I'm having such an amazing stretch of good books this late spring and into early summer, I can hardly believe it. So good that I get nervous about what to pick next for fear of breaking the spell. But at the top of my list, and all highly recommended though all quite different, I have to suggest: An American Marriage, Alternate Side, Educated, The Great Alone, and Something in the Water. I just started The Underground Railroad by Colson Whitehead, Calvin's required summer reading that I snatched up when he was done. I don't like hearing too much about books before I read them so I won't say more except to say, check the summary of those out, and they might just work for you too!
It's that point in the summer - the garden has officially tipped over into the category of "wild!" The weeds are high but so is the harvest! It's such a pleasure right now, this height of summer with all the goodness coming inside. And we're getting so much rain this week, which was so needed. It's delightful. I'll bring you on a proper garden tour soon!

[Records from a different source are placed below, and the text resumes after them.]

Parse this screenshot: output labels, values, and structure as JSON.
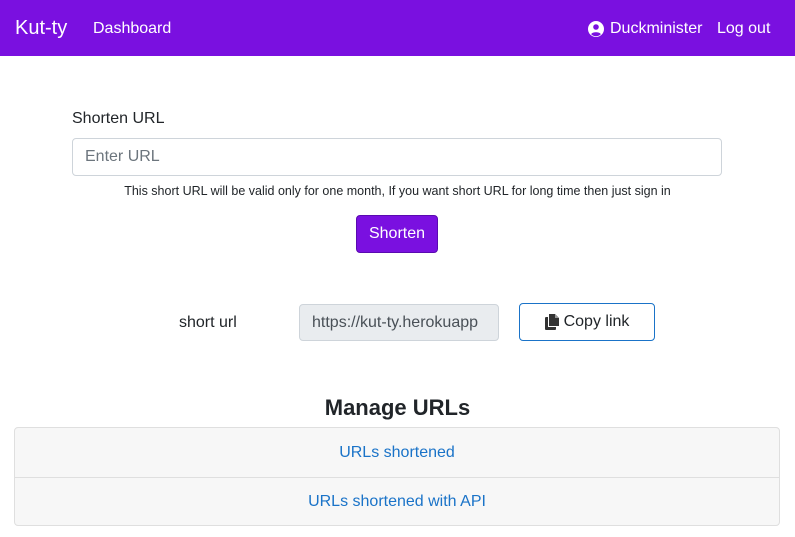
{
  "navbar": {
    "brand": "Kut-ty",
    "dashboard": "Dashboard",
    "username": "Duckminister",
    "logout": "Log out",
    "background": "#7a10e0",
    "user_icon": "user-circle-icon"
  },
  "form": {
    "label": "Shorten URL",
    "placeholder": "Enter URL",
    "hint": "This short URL will be valid only for one month, If you want short URL for long time then just sign in",
    "submit": "Shorten"
  },
  "result": {
    "label": "short url",
    "value": "https://kut-ty.herokuapp",
    "copy_label": "Copy link",
    "copy_icon": "copy-icon"
  },
  "manage": {
    "title": "Manage URLs",
    "items": [
      {
        "label": "URLs shortened"
      },
      {
        "label": "URLs shortened with API"
      }
    ]
  }
}
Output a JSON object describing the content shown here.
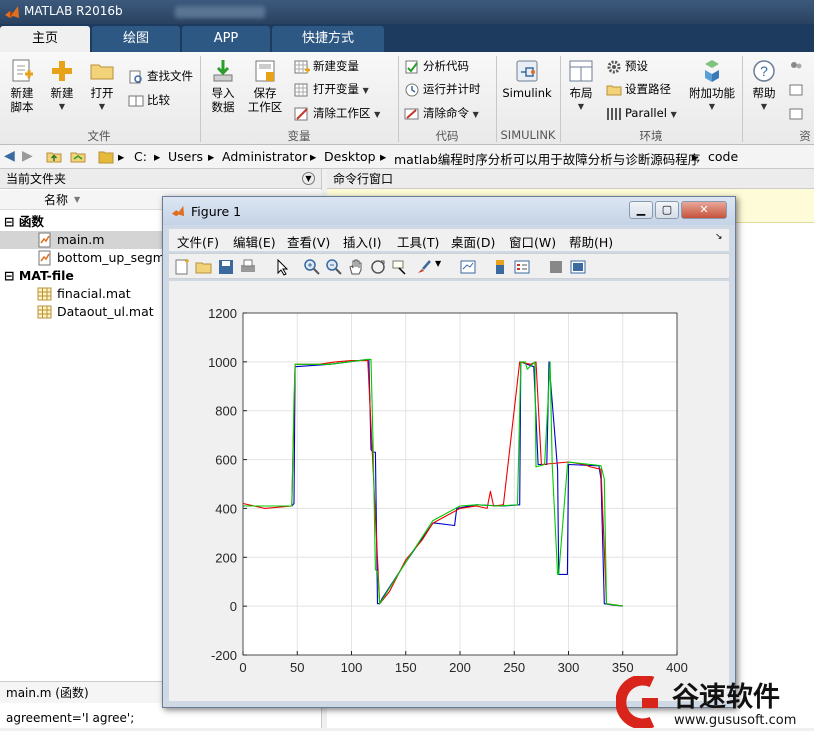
{
  "window": {
    "title": "MATLAB R2016b"
  },
  "tabs": [
    {
      "label": "主页"
    },
    {
      "label": "绘图"
    },
    {
      "label": "APP"
    },
    {
      "label": "快捷方式"
    }
  ],
  "ribbon": {
    "groups": {
      "file": "文件",
      "variable": "变量",
      "code": "代码",
      "simulink": "SIMULINK",
      "env": "环境",
      "resources": "资"
    },
    "new_script": [
      "新建",
      "脚本"
    ],
    "new": "新建",
    "open": "打开",
    "find_files": "查找文件",
    "compare": "比较",
    "import_data": [
      "导入",
      "数据"
    ],
    "save_workspace": [
      "保存",
      "工作区"
    ],
    "new_variable": "新建变量",
    "open_variable": "打开变量",
    "clear_workspace": "清除工作区",
    "analyze_code": "分析代码",
    "run_and_time": "运行并计时",
    "clear_commands": "清除命令",
    "simulink": "Simulink",
    "layout": "布局",
    "preferences": "预设",
    "set_path": "设置路径",
    "parallel": "Parallel",
    "addons": "附加功能",
    "help": "帮助"
  },
  "address": {
    "path": [
      "C:",
      "Users",
      "Administrator",
      "Desktop",
      "matlab编程时序分析可以用于故障分析与诊断源码程序",
      "code"
    ]
  },
  "current_folder": {
    "header": "当前文件夹",
    "column_name": "名称",
    "sections": [
      {
        "label": "函数",
        "items": [
          "main.m",
          "bottom_up_segme"
        ]
      },
      {
        "label": "MAT-file",
        "items": [
          "finacial.mat",
          "Dataout_ul.mat"
        ]
      }
    ],
    "detail": "main.m  (函数)",
    "code_preview": "agreement='I agree';"
  },
  "command_window": {
    "header": "命令行窗口"
  },
  "figure": {
    "title": "Figure 1",
    "menu": [
      "文件(F)",
      "编辑(E)",
      "查看(V)",
      "插入(I)",
      "工具(T)",
      "桌面(D)",
      "窗口(W)",
      "帮助(H)"
    ]
  },
  "chart_data": {
    "type": "line",
    "xlim": [
      0,
      400
    ],
    "ylim": [
      -200,
      1200
    ],
    "xticks": [
      0,
      50,
      100,
      150,
      200,
      250,
      300,
      350,
      400
    ],
    "yticks": [
      -200,
      0,
      200,
      400,
      600,
      800,
      1000,
      1200
    ],
    "grid": true,
    "series": [
      {
        "color": "#0000cc",
        "x": [
          0,
          20,
          45,
          47,
          48,
          80,
          115,
          116,
          118,
          120,
          122,
          124,
          126,
          128,
          150,
          175,
          177,
          195,
          197,
          215,
          240,
          255,
          256,
          262,
          268,
          272,
          273,
          280,
          282,
          290,
          291,
          299,
          300,
          325,
          328,
          330,
          333,
          340,
          350
        ],
        "y": [
          410,
          410,
          410,
          420,
          980,
          990,
          1010,
          1010,
          640,
          630,
          630,
          10,
          10,
          30,
          180,
          340,
          340,
          330,
          400,
          415,
          410,
          415,
          1000,
          990,
          980,
          580,
          580,
          580,
          1000,
          560,
          130,
          130,
          580,
          575,
          575,
          520,
          10,
          5,
          0
        ]
      },
      {
        "color": "#ee0000",
        "x": [
          0,
          20,
          45,
          48,
          55,
          70,
          85,
          100,
          115,
          126,
          135,
          150,
          165,
          175,
          200,
          215,
          225,
          228,
          231,
          240,
          255,
          265,
          270,
          275,
          300,
          315,
          320,
          330,
          335,
          350
        ],
        "y": [
          420,
          400,
          410,
          990,
          990,
          990,
          1000,
          1005,
          1005,
          10,
          60,
          190,
          270,
          340,
          400,
          410,
          400,
          470,
          410,
          415,
          1000,
          990,
          1000,
          580,
          590,
          580,
          570,
          560,
          10,
          0
        ]
      },
      {
        "color": "#00cc00",
        "x": [
          0,
          20,
          45,
          47,
          48,
          80,
          115,
          118,
          120,
          122,
          124,
          126,
          150,
          175,
          200,
          215,
          235,
          253,
          256,
          260,
          262,
          269,
          270,
          278,
          283,
          285,
          290,
          291,
          299,
          300,
          330,
          333,
          335,
          350
        ],
        "y": [
          410,
          410,
          410,
          850,
          990,
          990,
          1010,
          1010,
          640,
          150,
          140,
          10,
          180,
          350,
          410,
          415,
          410,
          415,
          1000,
          1000,
          970,
          1000,
          570,
          580,
          1000,
          580,
          130,
          130,
          575,
          590,
          575,
          520,
          10,
          0
        ]
      }
    ]
  }
}
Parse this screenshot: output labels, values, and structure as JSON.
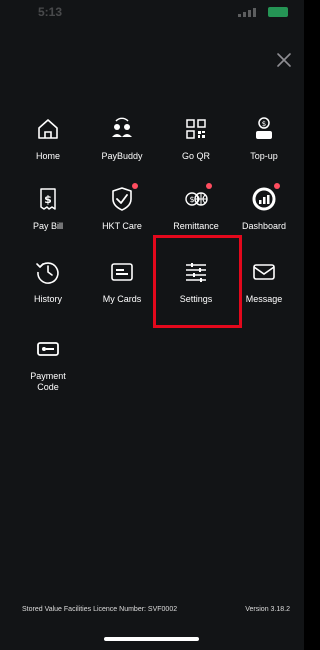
{
  "status": {
    "time": "5:13"
  },
  "menu": {
    "items": [
      {
        "label": "Home",
        "icon": "home-icon"
      },
      {
        "label": "PayBuddy",
        "icon": "paybuddy-icon"
      },
      {
        "label": "Go QR",
        "icon": "qr-icon"
      },
      {
        "label": "Top-up",
        "icon": "topup-icon"
      },
      {
        "label": "Pay Bill",
        "icon": "pay-bill-icon"
      },
      {
        "label": "HKT Care",
        "icon": "shield-check-icon"
      },
      {
        "label": "Remittance",
        "icon": "remittance-icon"
      },
      {
        "label": "Dashboard",
        "icon": "dashboard-icon"
      },
      {
        "label": "History",
        "icon": "history-icon"
      },
      {
        "label": "My Cards",
        "icon": "cards-icon"
      },
      {
        "label": "Settings",
        "icon": "settings-icon"
      },
      {
        "label": "Message",
        "icon": "message-icon"
      },
      {
        "label": "Payment Code",
        "icon": "payment-code-icon"
      }
    ]
  },
  "footer": {
    "licence": "Stored Value Facilities Licence Number: SVF0002",
    "version": "Version 3.18.2"
  },
  "colors": {
    "background": "#121416",
    "text": "#ffffff",
    "highlight": "#e3081c",
    "badge": "#ff4d5f"
  }
}
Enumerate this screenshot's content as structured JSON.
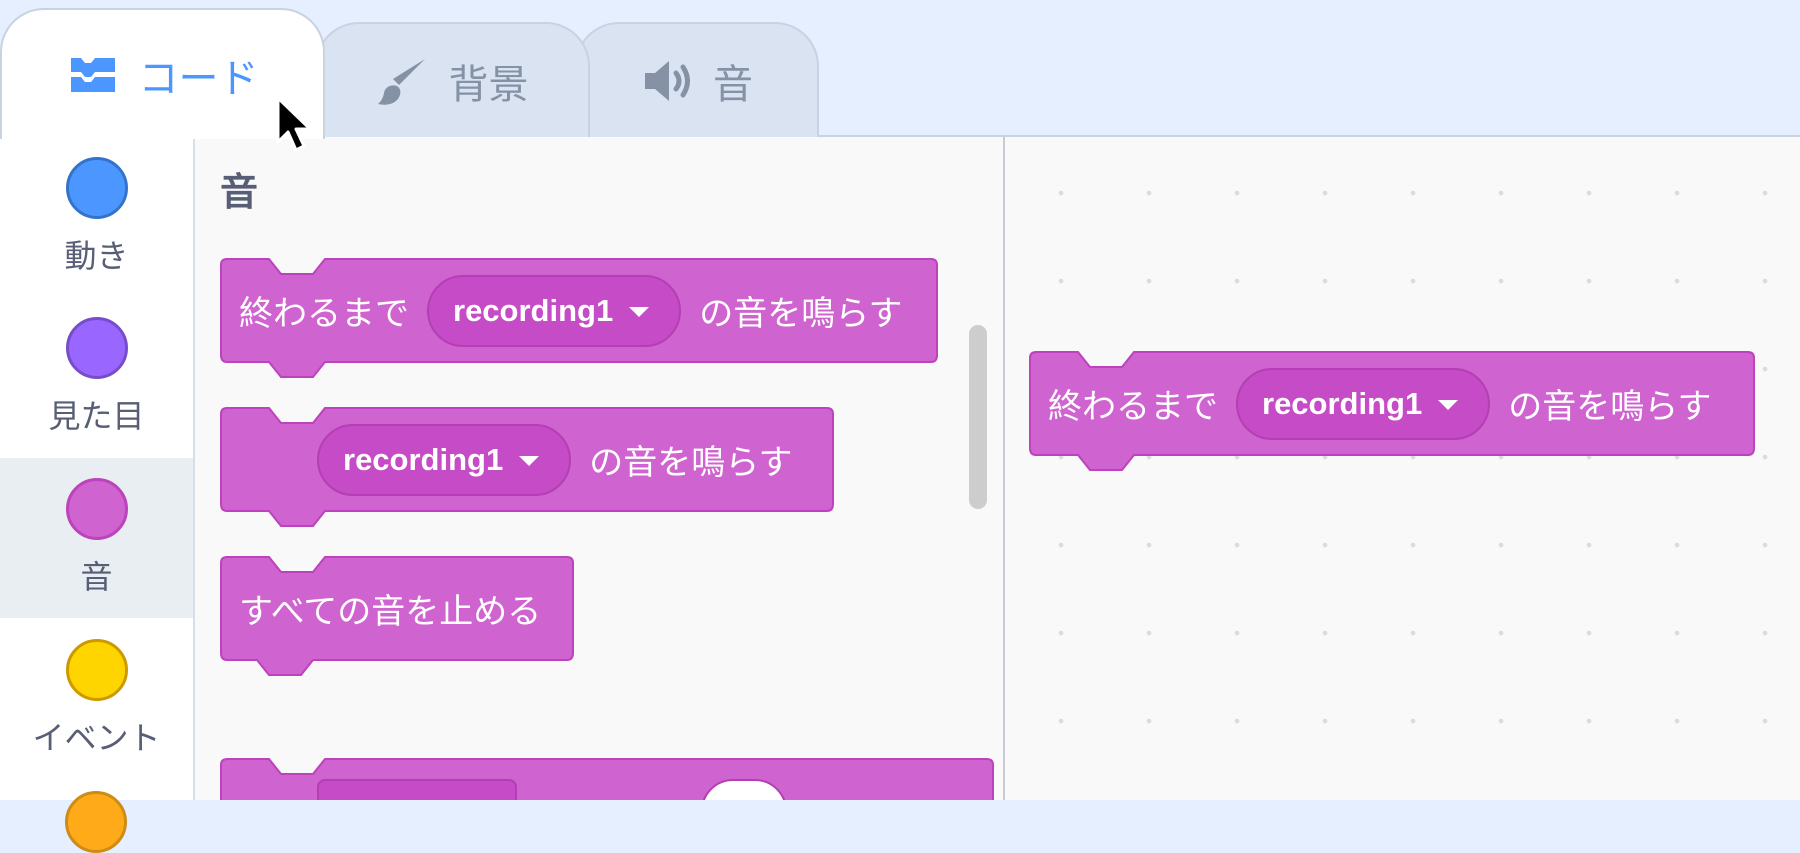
{
  "tabs": [
    {
      "label": "コード",
      "icon": "code-icon",
      "selected": true
    },
    {
      "label": "背景",
      "icon": "paintbrush-icon",
      "selected": false
    },
    {
      "label": "音",
      "icon": "speaker-icon",
      "selected": false
    }
  ],
  "categories": [
    {
      "label": "動き",
      "color": "#4c97ff",
      "border": "#3373cc",
      "selected": false
    },
    {
      "label": "見た目",
      "color": "#9966ff",
      "border": "#774dcb",
      "selected": false
    },
    {
      "label": "音",
      "color": "#cf63cf",
      "border": "#bd42bd",
      "selected": true
    },
    {
      "label": "イベント",
      "color": "#ffd500",
      "border": "#cc9900",
      "selected": false
    }
  ],
  "colors": {
    "sound_block": "#cf63cf",
    "sound_block_border": "#bd42bd",
    "sound_dropdown": "#c64bc6",
    "accent": "#4c97ff"
  },
  "flyout": {
    "heading": "音",
    "blocks": {
      "play_until_done": {
        "prefix": "終わるまで",
        "sound": "recording1",
        "suffix": "の音を鳴らす"
      },
      "start_sound": {
        "sound": "recording1",
        "suffix": "の音を鳴らす"
      },
      "stop_all": {
        "text": "すべての音を止める"
      }
    }
  },
  "workspace": {
    "block": {
      "prefix": "終わるまで",
      "sound": "recording1",
      "suffix": "の音を鳴らす"
    }
  }
}
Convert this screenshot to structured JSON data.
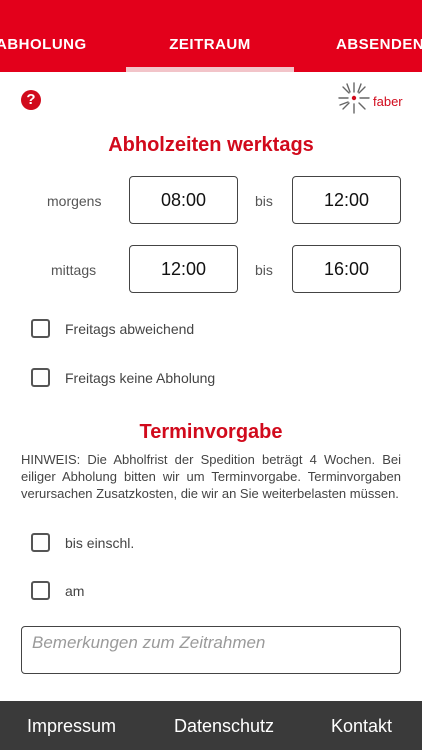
{
  "tabs": [
    {
      "label": "ABHOLUNG"
    },
    {
      "label": "ZEITRAUM"
    },
    {
      "label": "ABSENDEN"
    }
  ],
  "help_icon": {
    "glyph": "?"
  },
  "logo": {
    "text": "faber"
  },
  "pickup": {
    "title": "Abholzeiten werktags",
    "morning": {
      "label": "morgens",
      "from": "08:00",
      "separator": "bis",
      "to": "12:00"
    },
    "afternoon": {
      "label": "mittags",
      "from": "12:00",
      "separator": "bis",
      "to": "16:00"
    },
    "friday_different": {
      "label": "Freitags abweichend",
      "checked": false
    },
    "friday_none": {
      "label": "Freitags keine Abholung",
      "checked": false
    }
  },
  "appointment": {
    "title": "Terminvorgabe",
    "notice": "HINWEIS: Die Abholfrist der Spedition beträgt 4 Wochen. Bei eiliger Abholung bitten wir um Terminvorgabe. Terminvorgaben verursachen Zusatzkosten, die wir an Sie weiterbelasten müssen.",
    "until_option": {
      "label": "bis einschl.",
      "checked": false
    },
    "on_option": {
      "label": "am",
      "checked": false
    }
  },
  "remarks": {
    "placeholder": "Bemerkungen zum Zeitrahmen",
    "value": ""
  },
  "footer": {
    "impressum": "Impressum",
    "datenschutz": "Datenschutz",
    "kontakt": "Kontakt"
  },
  "colors": {
    "brand_red": "#e3001b",
    "footer_bg": "#3a3a3a"
  }
}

We had a long week at Taproot last week with getting an issue out the door, and making a big announcement, and we all arrived to the office on Monday feeling a little fried, I think. So I took the crew to the movies. A Monday afternoon showing of Won't You Be My Neighbor? Which, oh my gosh, you must see! What a flashback to my childhood, and that of my own children, for whom Mr. Rogers was their first TV experience (Mr. Rogers and Little Bear, oh how I miss Little Bear!). Anyway, the documentary was wonderful, and I highly recommend it for a good cry and a good feeling about people in the world.
Oh, the yurt. It's had a busy summer with guests here and there - whether for the night or a weekend, or for a few hours! I really love sneaking out there for some peace and quiet. It's only a few hundred yards from the house, but it is tucked into the edge of the woods just enough, and totally out of cell range, to be just the perfect spot for a mid-afternoon escape! Backyard vacation indeed.